In our opinion, progress in exposomic research should be leveraged to inform prioritization of mixtures for study and to develop hypotheses that can be tested through mixtures research. Researchers at the UC Berkeley SRP Center have been actively pursuing the exposome,^154–156 especially early life exposures, effects of chemical mixtures and their impacts on remediation efforts, and the complex transformation of chemicals to reactive intermediates. Additional work is needed to harness exposomic data for evaluating the health impacts of mixtures. Furthermore, there has been little progress on better understanding how the timing of combined exposures can impact health outcomes.

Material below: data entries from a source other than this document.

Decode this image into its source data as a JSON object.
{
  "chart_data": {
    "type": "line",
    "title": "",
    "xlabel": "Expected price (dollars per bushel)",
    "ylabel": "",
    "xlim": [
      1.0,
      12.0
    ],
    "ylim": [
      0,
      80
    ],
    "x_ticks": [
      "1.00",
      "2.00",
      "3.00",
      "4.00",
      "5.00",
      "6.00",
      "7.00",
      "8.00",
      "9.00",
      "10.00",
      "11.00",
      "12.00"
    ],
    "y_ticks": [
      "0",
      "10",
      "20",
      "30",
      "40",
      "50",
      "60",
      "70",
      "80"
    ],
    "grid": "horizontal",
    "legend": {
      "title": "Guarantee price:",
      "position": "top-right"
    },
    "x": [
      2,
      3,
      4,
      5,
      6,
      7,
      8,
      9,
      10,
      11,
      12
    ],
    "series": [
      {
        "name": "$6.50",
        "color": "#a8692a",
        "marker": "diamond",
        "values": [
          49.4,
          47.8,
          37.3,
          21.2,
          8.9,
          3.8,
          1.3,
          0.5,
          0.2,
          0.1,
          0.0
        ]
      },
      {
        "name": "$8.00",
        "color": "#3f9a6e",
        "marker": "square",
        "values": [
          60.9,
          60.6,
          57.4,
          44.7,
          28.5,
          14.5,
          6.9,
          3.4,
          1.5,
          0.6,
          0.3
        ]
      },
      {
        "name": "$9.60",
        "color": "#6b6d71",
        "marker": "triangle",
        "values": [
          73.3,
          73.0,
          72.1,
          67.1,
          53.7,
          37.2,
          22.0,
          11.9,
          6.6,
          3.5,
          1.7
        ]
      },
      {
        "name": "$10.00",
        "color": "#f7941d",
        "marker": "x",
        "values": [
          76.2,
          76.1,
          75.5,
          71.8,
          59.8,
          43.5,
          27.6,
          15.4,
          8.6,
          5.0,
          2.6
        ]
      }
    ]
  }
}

Finally, progress on addressing these critical areas will require cross-disciplinary and collaborative research. We recommend the development of an international community of practice mixtures group comprised of researchers and end-users (risk analysists) that could serve as a resource for vetting mixtures research plans and evaluating the success of ongoing research.

Conclusions

Continued mixtures research will be critical to informing cumulative impact assessments and addressing complex challenges like environmental justice and climate change. NIEHS’s strategic planning for 2023–2028 has identified multiple areas related to mixtures as high priorities for research, including climate change and joint effects of chemical and nonchemical stressors. Epidemiological, toxicological, and statistical cross-disciplinary mixtures work will continue within the intramural divisions of NIEHS. Extramurally, multiple SRP Centers have increased work on mixtures issues, and we anticipate continued increases in investigator-initiated mixtures research.

Conclusions and opinions are those of the individual authors and do not necessarily reflect the policies or views of EHP Publishing or the National Institute of Environmental Health Sciences.